Durante a preparação do elenco, a preparadora de elenco Fátima Toledo utilizou técnicas curiosas. Renato de Souza, que interpretou Marreco, intimidou Douglas Silva, o Dadinho (Zé Pequeno), por 15 dias para aumentar a tensão entre os personagens.
Prêmios e reconhecimento
A produção não foi indicada para o Oscar no prazo comum, mas em 2004. Com um grande investimento de um produtor que é uma atual persona non grata de Hollywood, o filme foi relançado e fez sucesso nos cinemas dos Estados Unidos e da Europa. O resultado: quatro indicações à principal premiação do cinema e mais de US$ 30 milhões arrecadados.
Cidade de Deus recebeu indicaçmelhor diretor, melhor roteiro adaptado, melhor edição e melhor fotografia. Apesar de não levar nenhuma das estatuetas no Oscar, o prestígio do longa ficou consolidado. Atualmente, o filme é a segunda produção mais assistida em língua não-inglesa, segundo a plataforma online Preply, ficando atrás do francês Os Intocáveis (2011).
História não tão contada
Os 20 anos do filme contam uma história, não sobre o longa, mas sobre a realidade racista do audiovisual brasileiro. Apesar do reconhecimento mundial, grande parte dos atores – sim, os de pele negra – não se beneficiaram do sucesso, nem dos lucros da produção.
Rodrigues e outros atores revelaram detalhes sobre a falta de oportunidades, mesmo com a visibilidade do longa. “Eles só se lembram de mim para trabalhos que requeiram meu tipo físico específico — ou seja, papéis de negro. (…) Não posso ser hipócrita, sei que consegui trabalhos na Globo por ser negro, como nas novelas Sinhá Moça e Cabocla, quando interpretei escravos”, contou o protagonista.
Leandro Firmino, que interpretou o marcante Zé Pequeno, também seguiu com papéis que reforçam esteriótipos sobre homens negros e violentos. “Eu acho que tem que ter mais negro contando a história do negro”, afirmou o ator.
Douglas Silva, ator indicado ao Emmy, também intérprete de Zé Pequeno, não viu as mesmas oportunidades. “É só você comparar tempo e volume de trabalho de um preto e um branco: qual é o status de cada um? É ruim eu ter precisado de 22 anos de carreira, com filme indicado ao Oscar e indicação ao Emmy, para atingir uma remuneração que eu ache justa”, contou à revista Trip, logo após deixar o BBB 22.
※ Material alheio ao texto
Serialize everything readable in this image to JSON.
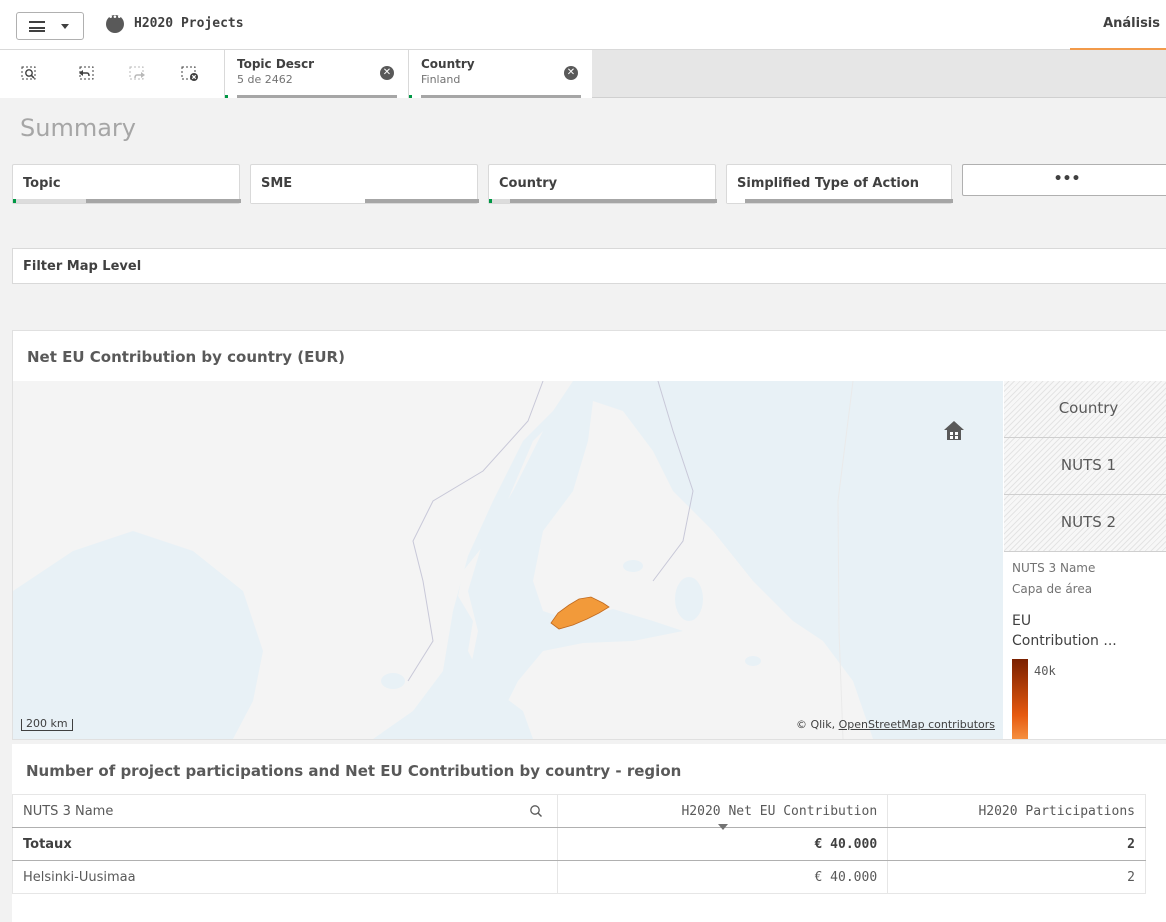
{
  "app": {
    "title": "H2020 Projects",
    "tab_label": "Análisis"
  },
  "selections": [
    {
      "title": "Topic Descr",
      "value": "5 de 2462"
    },
    {
      "title": "Country",
      "value": "Finland"
    }
  ],
  "sheet": {
    "title": "Summary"
  },
  "filters": {
    "topic": "Topic",
    "sme": "SME",
    "country": "Country",
    "type_of_action": "Simplified Type of Action",
    "more": "•••",
    "map_level": "Filter Map Level"
  },
  "map": {
    "title": "Net EU Contribution by country (EUR)",
    "scale": "200 km",
    "attribution_prefix": "© Qlik, ",
    "attribution_link": "OpenStreetMap contributors",
    "levels": [
      "Country",
      "NUTS 1",
      "NUTS 2"
    ],
    "legend": {
      "dimension": "NUTS 3 Name",
      "layer": "Capa de área",
      "measure_line1": "EU",
      "measure_line2": "Contribution ...",
      "max_value": "40k"
    },
    "colors": {
      "water": "#e8f1f6",
      "land": "#f4f4f4",
      "highlight": "#f29a3a"
    }
  },
  "table": {
    "title": "Number of project participations and Net EU Contribution by country - region",
    "columns": [
      "NUTS 3 Name",
      "H2020 Net EU Contribution",
      "H2020 Participations"
    ],
    "total": {
      "label": "Totaux",
      "contribution": "€ 40.000",
      "participations": "2"
    },
    "rows": [
      {
        "name": "Helsinki-Uusimaa",
        "contribution": "€ 40.000",
        "participations": "2"
      }
    ]
  }
}
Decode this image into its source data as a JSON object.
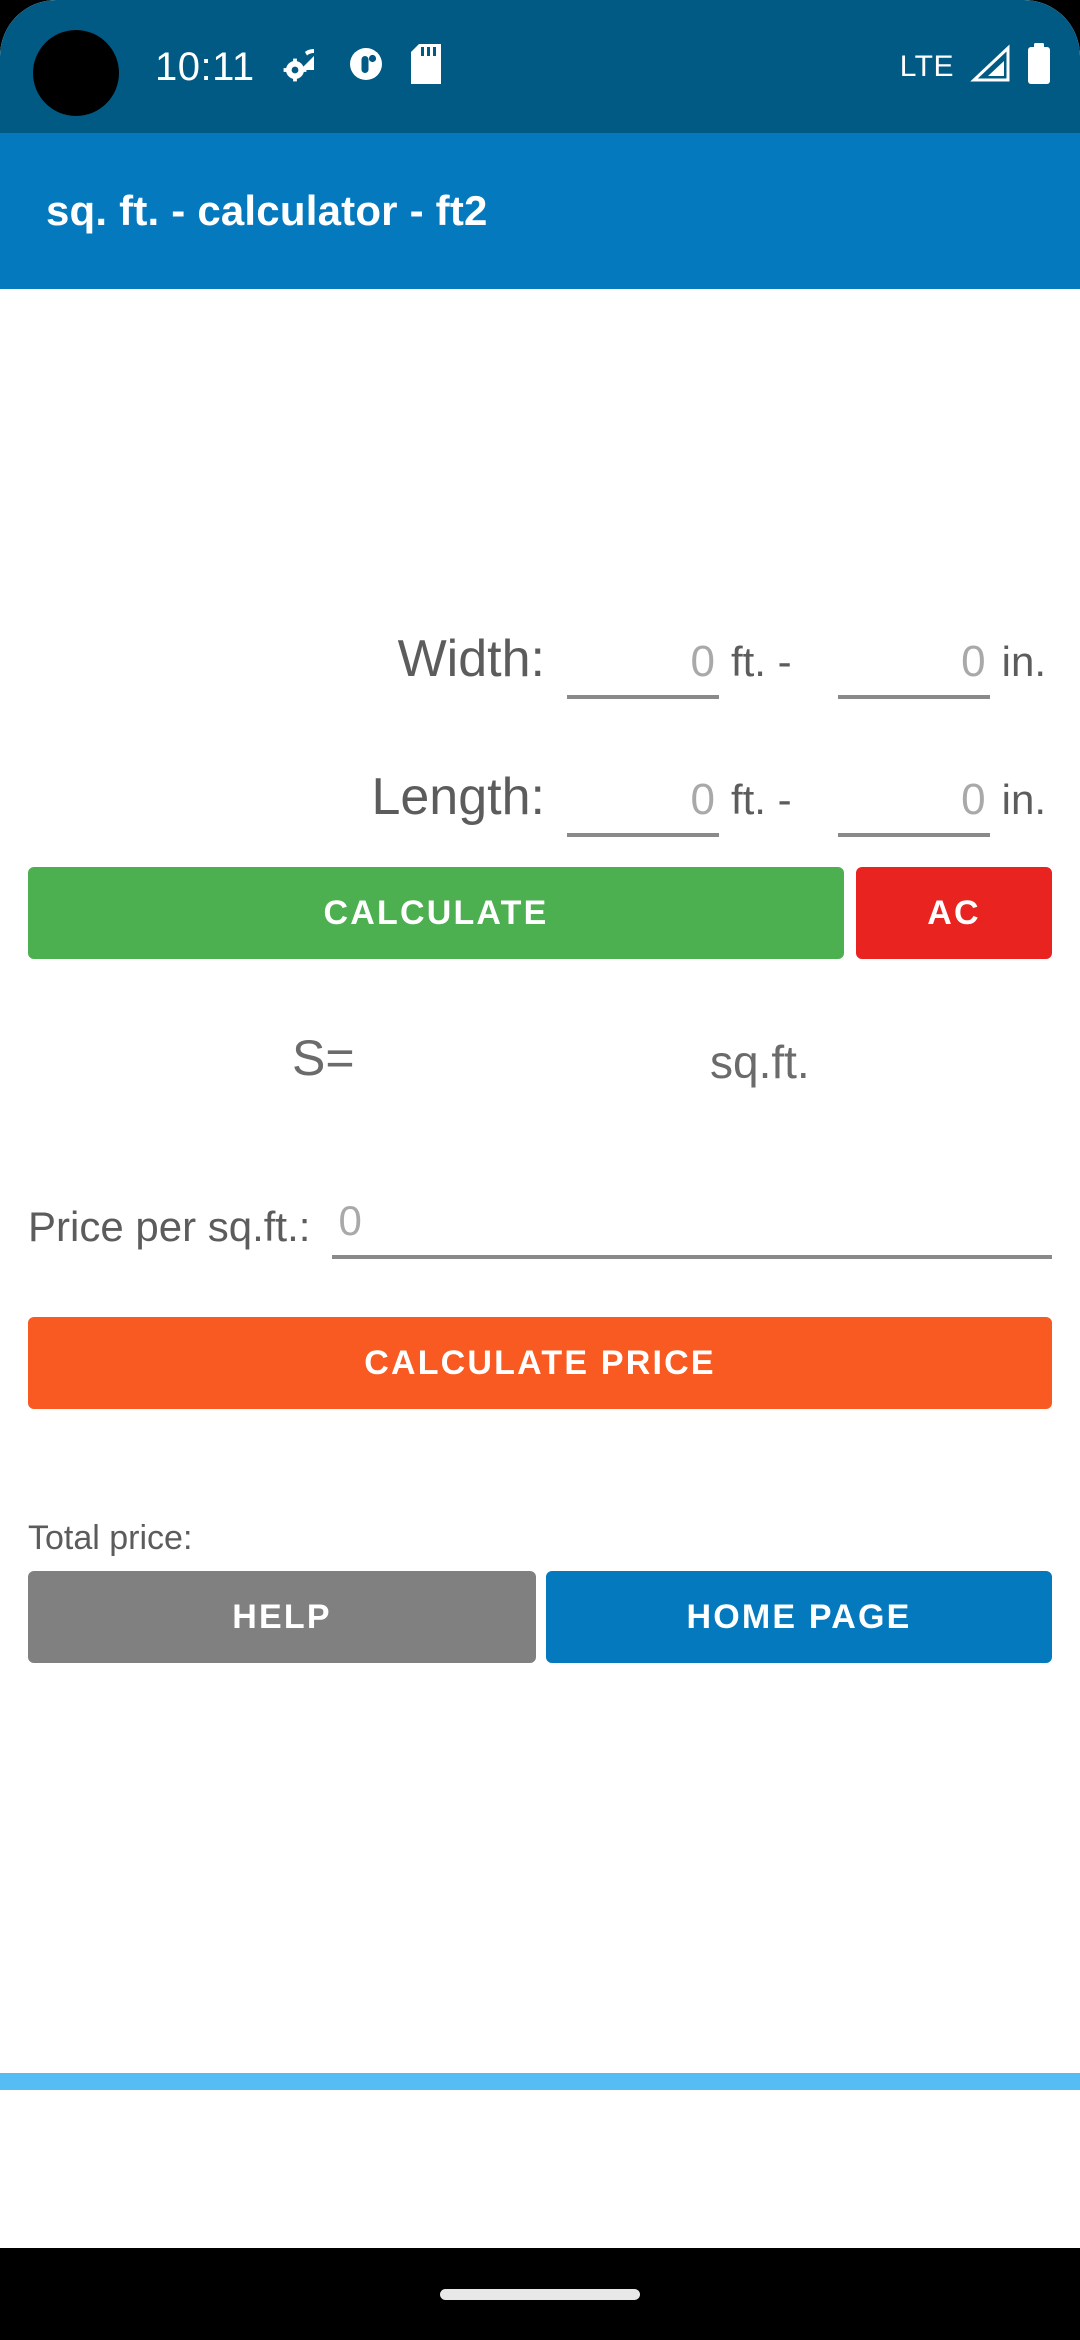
{
  "status_bar": {
    "clock": "10:11",
    "network_label": "LTE",
    "icons": [
      "gear-wifi-icon",
      "circle-dot-icon",
      "sd-card-icon"
    ],
    "right_icons": [
      "signal-bars-icon",
      "battery-full-icon"
    ],
    "background_color": "#015a84"
  },
  "app_bar": {
    "title": "sq. ft. - calculator - ft2",
    "background_color": "#0479be"
  },
  "form": {
    "width": {
      "label": "Width:",
      "feet_value": "",
      "feet_placeholder": "0",
      "feet_unit": "ft. -",
      "inch_value": "",
      "inch_placeholder": "0",
      "inch_unit": "in."
    },
    "length": {
      "label": "Length:",
      "feet_value": "",
      "feet_placeholder": "0",
      "feet_unit": "ft. -",
      "inch_value": "",
      "inch_placeholder": "0",
      "inch_unit": "in."
    },
    "calculate_label": "CALCULATE",
    "ac_label": "AC",
    "calculate_color": "#4caf50",
    "ac_color": "#e92420"
  },
  "result": {
    "s_label": "S=",
    "value": "",
    "unit": "sq.ft."
  },
  "price": {
    "label": "Price per sq.ft.:",
    "value": "",
    "placeholder": "0",
    "calculate_price_label": "CALCULATE PRICE",
    "calculate_price_color": "#f95a21"
  },
  "total": {
    "label": "Total price:",
    "value": ""
  },
  "bottom_buttons": {
    "help_label": "HELP",
    "help_color": "#808080",
    "home_page_label": "HOME PAGE",
    "home_page_color": "#0479be"
  },
  "divider": {
    "color": "#55bdf3"
  }
}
Enquanto isso, Alice Braga e Matheus Nachtergaele encontraram realidades bem diferentes. Ambos atores, coincidentemente – ou não – brancos, conquistaram sucesso em produções nacionais e internacionais, principalmente no caso da sobrinha de Sônia Braga, que despontou em Hollywood.
20 anos depois
Duas décadas depois do lançamento, o longa segue marcado na história do cinema brasileiro e mundial. Além de um dos mais assistidos, o filme já foi nomeado como o sexto melhor de todos os tempos no gênero de ação, pelo The Guardian, em 2010, e mantém avaliações altíssimas entre a crítica especializada.
Emblemático e, inquestionavelmente, bem produzido e editado, o filme foi responsável por falar de uma realidade escondida e muitas vezes esquecida por boa parte do Brasil. Os resultados podem não ter sido – e raramente são – ideais, mas a obra emblemática não deve – nem vai – ser esquecida tão cedo, assim como não foi nos últimos 20 anos.